A miséria de Vargem Grande e do Maranhão tem jeito

Pobreza e atraso. Este é o rosto do Maranhão para o restante do país. No Jornal Nacional de ontem (18), mais uma evidência do descaso dos governantes do Estado (governo Estadual e prefeituras). A reportagem classificou vargem Grande como sendo uma cidade de extrema pobreza, pois com seus quase 50 mil habitantes, 36% da população vive com a renda de até R$ 70.

A equipe do “JN no Ar” encontrou muita gente sofrendo, reclamando por falta d’água e também usando uma água muito barrenta, que era só o que tinha. São brasileiros de Vargem Grande, no interior do Maranhão, que mal ganham para comer. Se eles tivessem percorrido mais municípios, teriam encontrado pobreza ainda maior, que por vezes, não são refletidas nos números do Instituto Brasileiro de Geografia e estatística (IBGE).

“A gente compra um quilo de carne, um fardo de arroz, e o que sobra? Nada. Mas a gente ainda precisa da roupa, do calçado, da rede para dormir”, lamenta Dona Marlene, mais uma maranhense que sofre e nos trás a vergonha e a revolta da forma como o povo do nosso estado vive.

Não fosse a ajuda, que ainda é muito pequena, do governo federal, a situação seria parecida com os mais miseráveis países africanos, onde crianças lutam para não serem comidas vivas por urubus. Nesta sexta-feira (18), por exemplo, era dia de entrega do Bolsa Família. A fila era grande desde as primeiras horas da manhã. 

Dona Maria José e as duas filhas vivem com R$ 134, por mês, do Bolsa Família. Mas tem uma hora do mês que o dinheiro acaba e a comida também. Há cinco dias, só tem arroz para comer.

“É um município pobre e que não tem rendas próprias, infelizmente a gente tem que depender do Governo Federal e do governo do estado para que a gente possa fazer alguma coisa em benefício da população”, reclamou Miguel Fernandes (PMDB), prefeito de Vargem Grande. Olha que ele é do partido da governadora Roseana Sarney (PMDB) e ainda passa toda esta dificuldade com o esse pires vazio na mão, imagina os de oposição.

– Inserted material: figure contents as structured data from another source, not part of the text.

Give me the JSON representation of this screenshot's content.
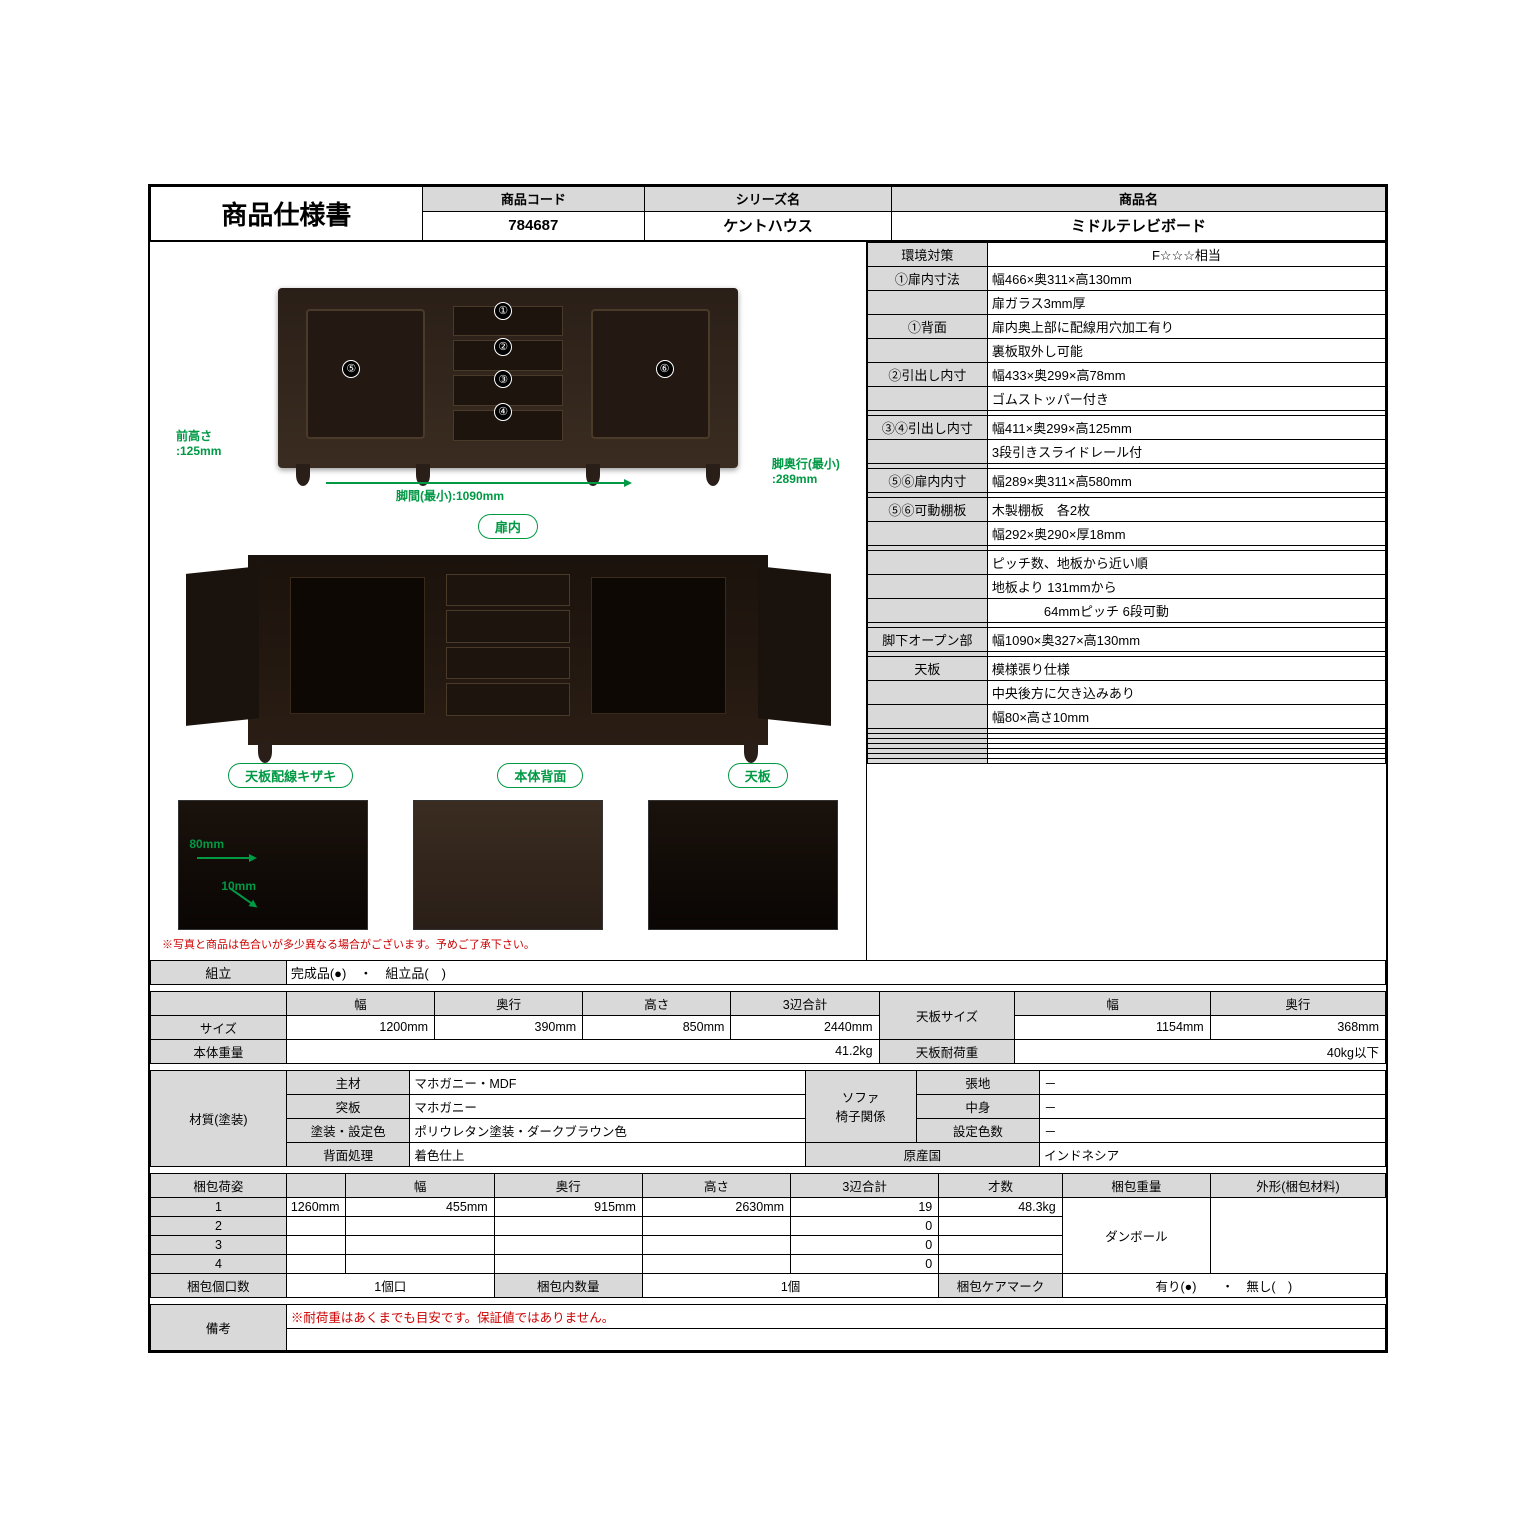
{
  "title": "商品仕様書",
  "header": {
    "code_label": "商品コード",
    "code": "784687",
    "series_label": "シリーズ名",
    "series": "ケントハウス",
    "name_label": "商品名",
    "name": "ミドルテレビボード"
  },
  "specs": [
    {
      "k": "環境対策",
      "v": "F☆☆☆相当"
    },
    {
      "k": "①扉内寸法",
      "v": "幅466×奥311×高130mm"
    },
    {
      "k": "",
      "v": "扉ガラス3mm厚"
    },
    {
      "k": "①背面",
      "v": "扉内奥上部に配線用穴加工有り"
    },
    {
      "k": "",
      "v": "裏板取外し可能"
    },
    {
      "k": "②引出し内寸",
      "v": "幅433×奥299×高78mm"
    },
    {
      "k": "",
      "v": "ゴムストッパー付き"
    },
    {
      "k": "",
      "v": ""
    },
    {
      "k": "③④引出し内寸",
      "v": "幅411×奥299×高125mm"
    },
    {
      "k": "",
      "v": "3段引きスライドレール付"
    },
    {
      "k": "",
      "v": ""
    },
    {
      "k": "⑤⑥扉内内寸",
      "v": "幅289×奥311×高580mm"
    },
    {
      "k": "",
      "v": ""
    },
    {
      "k": "⑤⑥可動棚板",
      "v": "木製棚板　各2枚"
    },
    {
      "k": "",
      "v": "幅292×奥290×厚18mm"
    },
    {
      "k": "",
      "v": ""
    },
    {
      "k": "",
      "v": "ピッチ数、地板から近い順"
    },
    {
      "k": "",
      "v": "地板より 131mmから"
    },
    {
      "k": "",
      "v": "　　　　64mmピッチ  6段可動"
    },
    {
      "k": "",
      "v": ""
    },
    {
      "k": "脚下オープン部",
      "v": "幅1090×奥327×高130mm"
    },
    {
      "k": "",
      "v": ""
    },
    {
      "k": "天板",
      "v": "模様張り仕様"
    },
    {
      "k": "",
      "v": "中央後方に欠き込みあり"
    },
    {
      "k": "",
      "v": "幅80×高さ10mm"
    },
    {
      "k": "",
      "v": ""
    },
    {
      "k": "",
      "v": ""
    },
    {
      "k": "",
      "v": ""
    },
    {
      "k": "",
      "v": ""
    },
    {
      "k": "",
      "v": ""
    },
    {
      "k": "",
      "v": ""
    },
    {
      "k": "",
      "v": ""
    }
  ],
  "dims": {
    "front_h": "前高さ\n:125mm",
    "leg_span": "脚間(最小):1090mm",
    "leg_depth": "脚奥行(最小)\n:289mm",
    "door_in": "扉内",
    "thumb1": "天板配線キザキ",
    "thumb2": "本体背面",
    "thumb3": "天板",
    "t1a": "80mm",
    "t1b": "10mm"
  },
  "photo_note": "※写真と商品は色合いが多少異なる場合がございます。予めご了承下さい。",
  "assembly": {
    "label": "組立",
    "val": "完成品(●)　・　組立品(　)"
  },
  "size": {
    "row_label": "サイズ",
    "w_label": "幅",
    "d_label": "奥行",
    "h_label": "高さ",
    "sum_label": "3辺合計",
    "w": "1200mm",
    "d": "390mm",
    "h": "850mm",
    "sum": "2440mm",
    "top_label": "天板サイズ",
    "top_w": "1154mm",
    "top_d": "368mm",
    "weight_label": "本体重量",
    "weight": "41.2kg",
    "cap_label": "天板耐荷重",
    "cap": "40kg以下"
  },
  "material": {
    "label": "材質(塗装)",
    "main_l": "主材",
    "main": "マホガニー・MDF",
    "ven_l": "突板",
    "ven": "マホガニー",
    "paint_l": "塗装・設定色",
    "paint": "ポリウレタン塗装・ダークブラウン色",
    "back_l": "背面処理",
    "back": "着色仕上",
    "sofa_label": "ソファ\n椅子関係",
    "s1_l": "張地",
    "s1": "－",
    "s2_l": "中身",
    "s2": "－",
    "s3_l": "設定色数",
    "s3": "－",
    "origin_l": "原産国",
    "origin": "インドネシア"
  },
  "pack": {
    "label": "梱包荷姿",
    "w_l": "幅",
    "d_l": "奥行",
    "h_l": "高さ",
    "sum_l": "3辺合計",
    "sai_l": "才数",
    "wt_l": "梱包重量",
    "shape_l": "外形(梱包材料)",
    "rows": [
      {
        "n": "1",
        "w": "1260mm",
        "d": "455mm",
        "h": "915mm",
        "sum": "2630mm",
        "sai": "19",
        "wt": "48.3kg"
      },
      {
        "n": "2",
        "w": "",
        "d": "",
        "h": "",
        "sum": "",
        "sai": "0",
        "wt": ""
      },
      {
        "n": "3",
        "w": "",
        "d": "",
        "h": "",
        "sum": "",
        "sai": "0",
        "wt": ""
      },
      {
        "n": "4",
        "w": "",
        "d": "",
        "h": "",
        "sum": "",
        "sai": "0",
        "wt": ""
      }
    ],
    "shape": "ダンボール",
    "count_l": "梱包個口数",
    "count": "1個口",
    "inner_l": "梱包内数量",
    "inner": "1個",
    "care_l": "梱包ケアマーク",
    "care": "有り(●)　　・　無し(　)"
  },
  "remarks": {
    "label": "備考",
    "note": "※耐荷重はあくまでも目安です。保証値ではありません。"
  }
}
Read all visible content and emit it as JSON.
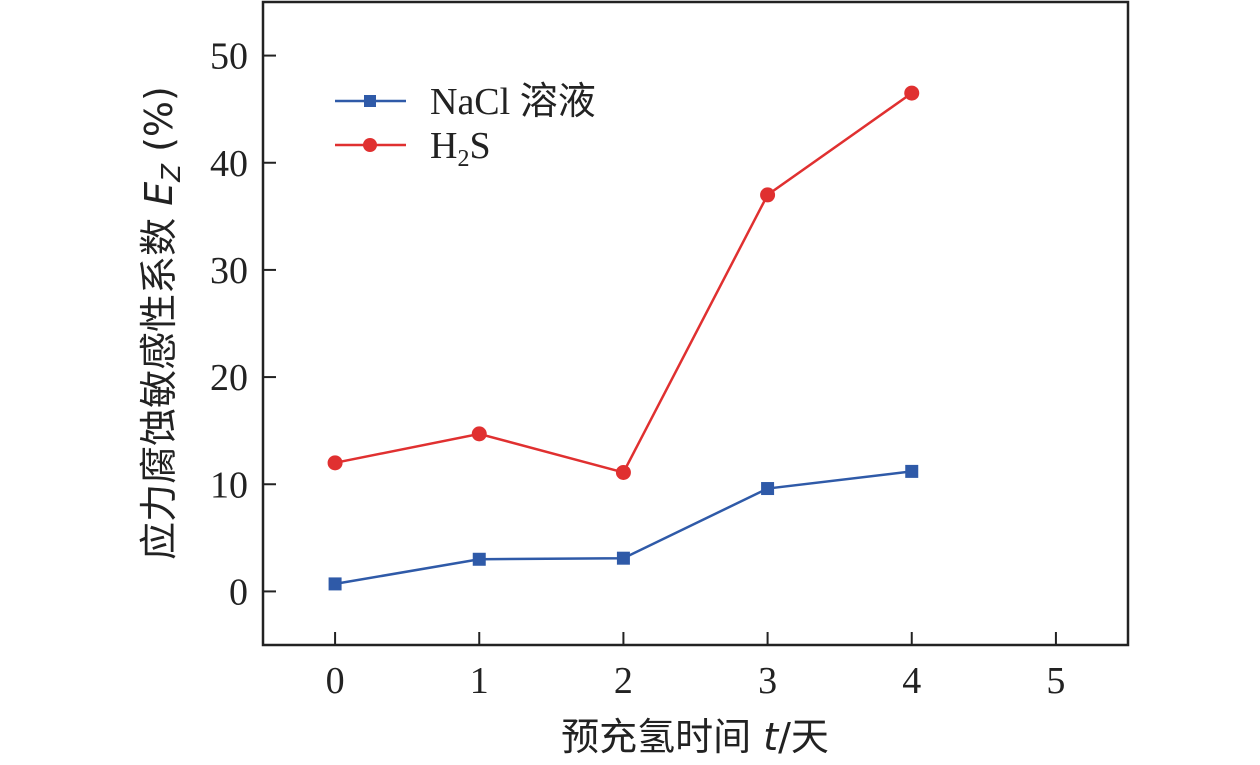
{
  "chart_data": {
    "type": "line",
    "xlabel": {
      "prefix": "预充氢时间 ",
      "var": "t",
      "suffix": "/天"
    },
    "ylabel": {
      "prefix": "应力腐蚀敏感性系数 ",
      "var": "E",
      "sub": "Z",
      "suffix": " (%)"
    },
    "xlim": [
      -0.5,
      5.5
    ],
    "ylim": [
      -5,
      55
    ],
    "x_ticks": [
      0,
      1,
      2,
      3,
      4,
      5
    ],
    "x_tick_labels": [
      "0",
      "1",
      "2",
      "3",
      "4",
      "5"
    ],
    "y_ticks": [
      0,
      10,
      20,
      30,
      40,
      50
    ],
    "y_tick_labels": [
      "0",
      "10",
      "20",
      "30",
      "40",
      "50"
    ],
    "legend_position": "top-left",
    "series": [
      {
        "name": "NaCl 溶液",
        "color": "#2f5aa8",
        "marker": "square",
        "x": [
          0,
          1,
          2,
          3,
          4
        ],
        "y": [
          0.7,
          3.0,
          3.1,
          9.6,
          11.2
        ]
      },
      {
        "name_main": "H",
        "name_sub": "2",
        "name_tail": "S",
        "color": "#e03030",
        "marker": "circle",
        "x": [
          0,
          1,
          2,
          3,
          4
        ],
        "y": [
          12.0,
          14.7,
          11.1,
          37.0,
          46.5
        ]
      }
    ]
  }
}
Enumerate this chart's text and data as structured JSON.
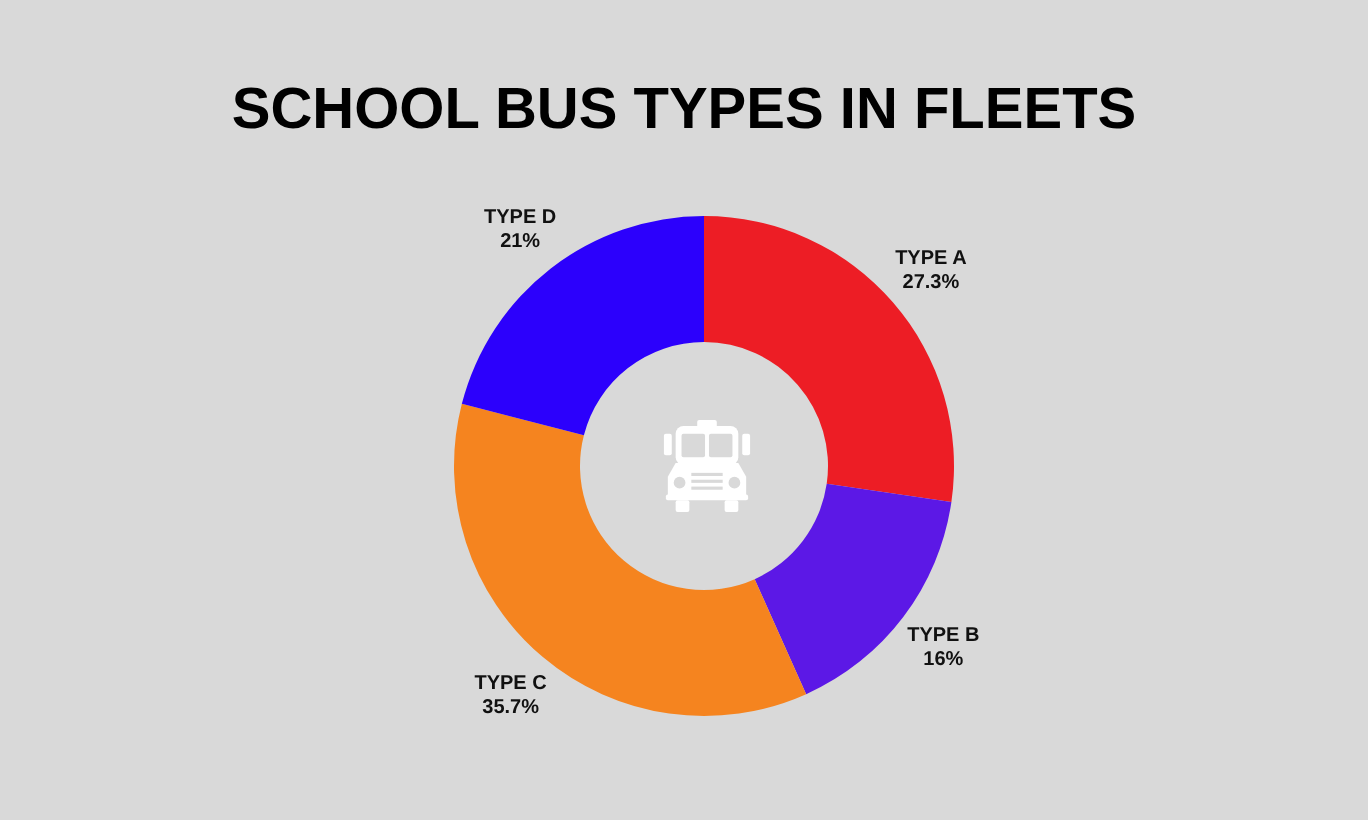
{
  "chart_data": {
    "type": "donut",
    "title": "SCHOOL BUS TYPES IN FLEETS",
    "categories": [
      "TYPE A",
      "TYPE B",
      "TYPE C",
      "TYPE D"
    ],
    "values": [
      27.3,
      16,
      35.7,
      21
    ],
    "value_labels": [
      "27.3%",
      "16%",
      "35.7%",
      "21%"
    ],
    "colors": [
      "#ed1d25",
      "#5c18e6",
      "#f5841f",
      "#2c00fc"
    ],
    "legend": false
  }
}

O prefeito reclama de pobreza, mas como uma cidade sai do atraso sem educação? O índice de analfabetismo no município é considerado alto pelo IBGE.

O titular do blog consultou as transferências federais repassadas ao município e percebemos que o “pires” do prefeito Miguel Fernandes não está tão vazio assim para Vargem Grande ter tanta desigualdade social. Até agora, o governo federal já repassou R$ 35.393.121,57, dinheiro que dava para realizar muita coisa em prol do sofrido povo da cidade. E a pergunta que não quer calar: este dinheiro foi usado pra quê?

Só de Fundeb (verba exclusiva para educação), foram repassados R$ 15.956.807,11 em 2011. E as escolas mostradas na reportagem do JN são uma verdadeira ofensa à palavra “escola”.

O governo estadual, que também tem sua parcela de culpa neste cartório, enviou nota explicando o porquê de o Maranhão ter a menor renda média familiar, segundo os dados do IBGE. 

Uma das explicações seria o fato de que, no estado, as famílias têm muitas crianças e adolescentes, o que significa menos gente trabalhando, por isso um salário menor e renda mais baixa.

A outra explicação seria a grande concentração da população na zona rural, onde os salários são mais baixos e as rendas também.

Parece que o governo quer que a capital, São Luís, fique ainda mais inflada, afirmando ser “problema” que a maioria dos maranhenses vivam no interior. Também é problema termos muitas crianças e adolescentes. Mas se a educação e a informação chega ao interior, deixaremos de ter uma taxa de natalidade tão alta e tão precoce. Com informação, adolescentes não tem filhos tão prematuramente. A explicação do governo é baseada em problemas que ele próprio cria. Portanto, ele é o responsável pela solução.